Querido Maior Amigo,
Perdoe-me a demora, mas é que a tarde é fria, a bagunça é
muita e o lápis não tem dado efeito. Perdoe-me essa mania de pôr a culpa em
tudo menos em mim. Mas é que, tendo culpa ou não, esses caquinhos ajudam. Ou
melhor, atrapalham. Até eu procurar o medo de me cortar com eles e jogá-lo fora
para que possa catá-los pelos cantos, há uma grande tardança. Já senti o cheiro
de café fresco vindo da janela mal lavada do vizinho e lembrei-me de você
durante vários dias. Nunca entendi essa sua adoração por café, nem porque muita
gente tem hora marcada para tomar, e muito menos essa minha demora a escrever algo.
Tal atraso contado em 57 cheiros de café em fins de tarde.
Ainda acho que não é a hora de escrever-te. Os sons da
marmoraria ao lado perturbam-me e a inspiração ainda está se arrastando para
aparecer. As palavras que se repetem por aqui me irritam, mas ainda assim
satisfazem. Acho que endereço essa carta a pessoa errada, mas tudo bem, provavelmente
você compreenderá. Pois que tomemos outro rumo agora.

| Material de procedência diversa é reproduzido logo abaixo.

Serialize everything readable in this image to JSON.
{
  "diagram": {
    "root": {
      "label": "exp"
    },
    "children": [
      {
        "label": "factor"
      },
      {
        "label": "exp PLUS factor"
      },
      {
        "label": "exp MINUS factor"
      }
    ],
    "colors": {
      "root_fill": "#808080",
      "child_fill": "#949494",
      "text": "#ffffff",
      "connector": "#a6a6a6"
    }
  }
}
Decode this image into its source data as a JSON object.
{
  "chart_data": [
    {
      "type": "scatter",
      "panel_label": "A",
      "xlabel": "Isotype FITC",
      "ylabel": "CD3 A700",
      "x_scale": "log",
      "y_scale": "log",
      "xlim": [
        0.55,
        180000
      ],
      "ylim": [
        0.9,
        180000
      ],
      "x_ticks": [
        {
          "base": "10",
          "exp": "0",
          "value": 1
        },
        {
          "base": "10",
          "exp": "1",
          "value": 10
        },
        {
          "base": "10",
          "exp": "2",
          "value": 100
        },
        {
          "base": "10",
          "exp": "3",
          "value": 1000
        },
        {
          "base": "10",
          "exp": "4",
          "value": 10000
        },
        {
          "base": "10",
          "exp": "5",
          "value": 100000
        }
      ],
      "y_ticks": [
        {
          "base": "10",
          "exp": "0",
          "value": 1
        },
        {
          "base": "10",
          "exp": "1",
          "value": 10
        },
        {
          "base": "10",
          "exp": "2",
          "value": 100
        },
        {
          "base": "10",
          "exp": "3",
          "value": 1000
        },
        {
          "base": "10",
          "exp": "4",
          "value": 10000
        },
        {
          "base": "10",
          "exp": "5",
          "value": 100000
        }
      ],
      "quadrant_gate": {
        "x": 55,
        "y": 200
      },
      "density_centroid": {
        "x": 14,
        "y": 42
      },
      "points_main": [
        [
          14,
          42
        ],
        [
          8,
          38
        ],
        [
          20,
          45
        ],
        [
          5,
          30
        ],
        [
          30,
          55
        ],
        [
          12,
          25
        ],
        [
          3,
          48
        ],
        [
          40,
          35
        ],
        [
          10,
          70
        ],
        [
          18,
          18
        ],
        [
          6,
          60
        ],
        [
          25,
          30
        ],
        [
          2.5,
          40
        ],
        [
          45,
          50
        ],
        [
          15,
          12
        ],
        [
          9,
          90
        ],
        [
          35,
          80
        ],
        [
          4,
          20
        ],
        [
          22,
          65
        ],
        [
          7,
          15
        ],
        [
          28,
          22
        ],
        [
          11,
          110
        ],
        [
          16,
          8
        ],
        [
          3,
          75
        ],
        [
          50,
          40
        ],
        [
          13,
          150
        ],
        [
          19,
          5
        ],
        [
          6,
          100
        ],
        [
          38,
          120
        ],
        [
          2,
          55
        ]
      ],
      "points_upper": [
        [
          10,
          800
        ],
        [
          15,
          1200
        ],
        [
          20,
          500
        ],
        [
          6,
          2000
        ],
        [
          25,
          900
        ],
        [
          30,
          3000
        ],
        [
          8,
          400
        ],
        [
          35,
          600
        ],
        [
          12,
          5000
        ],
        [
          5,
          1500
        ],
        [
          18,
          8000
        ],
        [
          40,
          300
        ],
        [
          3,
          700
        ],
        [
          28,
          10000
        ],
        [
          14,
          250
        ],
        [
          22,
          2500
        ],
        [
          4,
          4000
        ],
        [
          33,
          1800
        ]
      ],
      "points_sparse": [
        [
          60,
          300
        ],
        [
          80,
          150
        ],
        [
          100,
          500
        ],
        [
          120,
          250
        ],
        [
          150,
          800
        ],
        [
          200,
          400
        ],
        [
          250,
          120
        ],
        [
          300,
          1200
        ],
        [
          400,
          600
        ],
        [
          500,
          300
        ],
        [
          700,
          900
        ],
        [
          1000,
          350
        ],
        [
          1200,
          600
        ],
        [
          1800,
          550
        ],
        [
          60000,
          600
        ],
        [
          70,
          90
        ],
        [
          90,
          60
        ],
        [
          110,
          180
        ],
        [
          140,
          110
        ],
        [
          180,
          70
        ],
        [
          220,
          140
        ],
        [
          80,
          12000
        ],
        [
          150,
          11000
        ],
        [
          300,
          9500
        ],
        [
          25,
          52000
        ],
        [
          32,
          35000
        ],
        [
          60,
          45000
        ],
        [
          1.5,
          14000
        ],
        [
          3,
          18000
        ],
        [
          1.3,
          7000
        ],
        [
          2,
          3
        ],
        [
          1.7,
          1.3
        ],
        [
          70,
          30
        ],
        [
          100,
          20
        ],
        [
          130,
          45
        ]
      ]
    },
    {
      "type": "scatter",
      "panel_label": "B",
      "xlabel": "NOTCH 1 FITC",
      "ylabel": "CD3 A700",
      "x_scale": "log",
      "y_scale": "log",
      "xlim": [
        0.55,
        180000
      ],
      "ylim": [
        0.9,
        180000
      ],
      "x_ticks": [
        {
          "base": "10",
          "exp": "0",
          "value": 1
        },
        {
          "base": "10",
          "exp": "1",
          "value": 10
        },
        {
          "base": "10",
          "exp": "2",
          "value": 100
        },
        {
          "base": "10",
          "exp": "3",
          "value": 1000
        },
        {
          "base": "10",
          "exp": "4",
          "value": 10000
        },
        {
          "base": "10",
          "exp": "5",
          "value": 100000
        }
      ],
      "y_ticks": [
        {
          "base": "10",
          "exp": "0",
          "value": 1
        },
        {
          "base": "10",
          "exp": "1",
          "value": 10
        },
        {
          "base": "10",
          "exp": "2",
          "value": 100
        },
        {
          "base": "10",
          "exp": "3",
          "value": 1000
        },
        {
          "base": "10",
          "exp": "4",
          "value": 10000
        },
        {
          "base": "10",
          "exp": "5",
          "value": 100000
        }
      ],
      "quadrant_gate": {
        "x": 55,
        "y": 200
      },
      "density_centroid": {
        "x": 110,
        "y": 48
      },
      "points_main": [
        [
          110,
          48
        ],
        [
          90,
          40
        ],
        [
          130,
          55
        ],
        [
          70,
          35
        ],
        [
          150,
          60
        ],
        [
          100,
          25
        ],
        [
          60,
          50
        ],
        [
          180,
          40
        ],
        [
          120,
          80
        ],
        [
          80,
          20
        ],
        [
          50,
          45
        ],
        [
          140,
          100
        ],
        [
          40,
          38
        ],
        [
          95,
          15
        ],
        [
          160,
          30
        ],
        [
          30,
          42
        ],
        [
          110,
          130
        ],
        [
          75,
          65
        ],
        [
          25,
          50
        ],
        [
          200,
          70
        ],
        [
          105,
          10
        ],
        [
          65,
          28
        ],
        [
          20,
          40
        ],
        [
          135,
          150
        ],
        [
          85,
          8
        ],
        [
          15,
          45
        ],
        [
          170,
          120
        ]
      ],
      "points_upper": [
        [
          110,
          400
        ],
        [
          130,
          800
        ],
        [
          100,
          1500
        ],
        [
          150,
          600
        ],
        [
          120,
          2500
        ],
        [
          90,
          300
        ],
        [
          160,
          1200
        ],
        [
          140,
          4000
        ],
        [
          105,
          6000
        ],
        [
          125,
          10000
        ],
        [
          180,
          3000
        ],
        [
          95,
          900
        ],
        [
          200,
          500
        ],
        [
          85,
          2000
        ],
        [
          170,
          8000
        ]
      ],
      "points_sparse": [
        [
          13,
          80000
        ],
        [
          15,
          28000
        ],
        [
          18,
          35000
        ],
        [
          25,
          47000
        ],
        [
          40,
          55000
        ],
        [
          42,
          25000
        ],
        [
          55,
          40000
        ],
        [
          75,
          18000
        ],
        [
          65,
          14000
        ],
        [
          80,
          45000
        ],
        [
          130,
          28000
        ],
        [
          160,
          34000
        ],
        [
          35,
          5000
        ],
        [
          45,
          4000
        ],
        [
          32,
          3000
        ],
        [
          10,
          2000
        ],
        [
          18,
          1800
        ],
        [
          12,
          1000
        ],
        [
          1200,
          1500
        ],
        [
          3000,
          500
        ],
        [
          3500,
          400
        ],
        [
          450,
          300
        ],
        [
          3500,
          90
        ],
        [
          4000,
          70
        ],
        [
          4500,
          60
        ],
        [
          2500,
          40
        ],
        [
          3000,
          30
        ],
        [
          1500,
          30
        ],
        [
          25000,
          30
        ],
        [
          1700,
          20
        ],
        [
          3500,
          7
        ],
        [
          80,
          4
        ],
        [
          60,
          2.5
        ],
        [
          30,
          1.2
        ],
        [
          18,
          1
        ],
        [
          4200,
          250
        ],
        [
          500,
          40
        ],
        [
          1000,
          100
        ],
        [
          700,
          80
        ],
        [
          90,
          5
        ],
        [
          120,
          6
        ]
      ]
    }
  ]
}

Sabes que ontem, repicando a bagunça de minha estante, achei
agendas de até nove anos atrás? Minha escrita era fina e arruaça, como a de
qualquer criança que acaba de entrar no ensino fundamental. A mais antiga
agenda ainda possui o mesmo cheiro de perfume de bebê com uma essência floral
de quando me foi entregue, e há uma singela dedicatória de minha mãe no verso
da capa. A maioria das páginas estão arrancadas, mas há alguma em que relato
dias sem preocupações e a repercussão de mais uma novelinha infantil da qual
não deixava de assistir um capítulo. Há um diário, do qual é minha rede de
anotações antigas preferida, em que relato quase que diariamente meus
devaneios. Em sua última página, há uma dedicatória minha para o próprio
diário, em que o declaro meu maior amigo, dito como um anjo que me acompanha, e
o agradeço por tal companhia. Aos 10 anos, vá lá, eu realmente não tinha muitos
amigos, e foi naquele pequenino e cor-de-rosa diário que percebi o quanto
escrever me ajudava. Então declarei-o meu maior amigo, pois na minha mente ele
conseguia até me alegrar, coisa que só
garotinhas de 10 anos que pensavam como eu poderiam explicar, o que penso que
hoje, ou até naquela época, não existiam. Na verdade, acho que nunca existiram
garotinhas que pensavam como eu. Bom pra elas, melhor pra mim.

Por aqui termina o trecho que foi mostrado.